Let me be clear here—it wasn’t sex, or even love, that I was after. Before I was twelve, I didn’t figure there was anything more exciting than a spark of recognition, a moment of reciprocal attention.
Then came the pizza boy.
He was not technically a waiter, at least not at first. He drove a green VW—his own car—and when he was working he’d put a little sign on the top that said LA ROTA PIZZERIA. He was, in my twelve-year-old eyes, a dream on legs. Lithe, fair-skinned, with hair that fell in a curtain over his face. His name was Seth and I could think of no better name.

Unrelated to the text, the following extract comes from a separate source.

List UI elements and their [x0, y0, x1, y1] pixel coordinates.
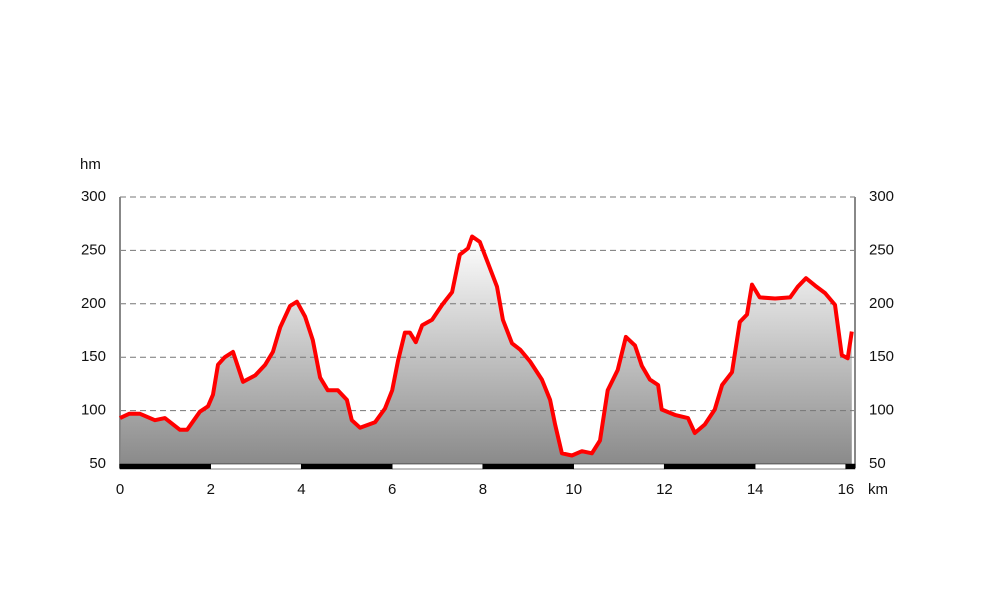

My parents both worked. Sometimes they wouldn’t make it home for dinner, especially once I was old enough to take care of myself. (I am an only child.) That year no words were more beautiful to me than Take some money from the drawer and call for something. Seth’s shift ended at eight, so I would run to the phone as early as possible to place my order. Sometimes my friend Bev would come over to watch as Seth walked the fourteen steps up to my door, rang the bell, and talked to me like an adult for the minute or two it took to receive the pizza and pay him for it. I always ordered the same thing: one small pizza, half mushroom and half plain. After a few visits he noticed this, and when he handed over the pizza he would call it the usual.
I thought this was our own private joke, like the ones couples in high school had.
I did not have the courage to flirt with him yet. Not at twelve, my period year, with my breasts not catching up as much as I thought they should and my body sensitive to every change of wind. It was enough for me to admire. It was enough for me to have Seth come to my house in his own car and say “the usual” with a smile. (Dimples!) I always tipped really well, and would have done so even if it had been my own money.
Then one day I called and a girl came. She didn’t know my usual, and since she was a girl—a high school girl—I didn’t dare ask about Seth. What if she was somehow responsible for his absence? It was Bev who broke the news to me two nights later: she and her dad had gone to La Rota to eat in, and there was Seth…doing table service. I knew I had to take action. If he would not come to me, I would go to him.
Bev was a more-than-willing accomplice. (Luckily I had announced my crush first, so I had dibs.) After school—that station between Seth sightings—we would head over to the pizzeria. We had to take a little time, since Seth wouldn’t come to work until his lacrosse practice was over. If there was a game, we’d dare to hit the stands and watch, careful to sit in the family rows, safe from the girlfriends. I wondered which girlfriend was Seth’s (I was jaded enough to know he was bound to have one). To my extreme distress, it ended up being the delivery girl—I knew her name was Sheryl because she had it stitched on her varsity soccer jacket.
At first it was strange—almost a shock—to see Seth in his red-vested uniform at the restaurant. Then I adapted it into my admiration: If he could look hot in a red-and-white striped shirt—an ironed barbershop pole—he could look hot in just about anything.
If you asked me now what the high point of my childhood was, it wouldn’t be my Bat Mitzvah or my time at summer camp or any cherished moment I spent with my grandmother or a horse. No, it would be the first time I slid into a seat at La Rota and Seth came over, order pad in hand. Smiling at me, he asked, “The usual?”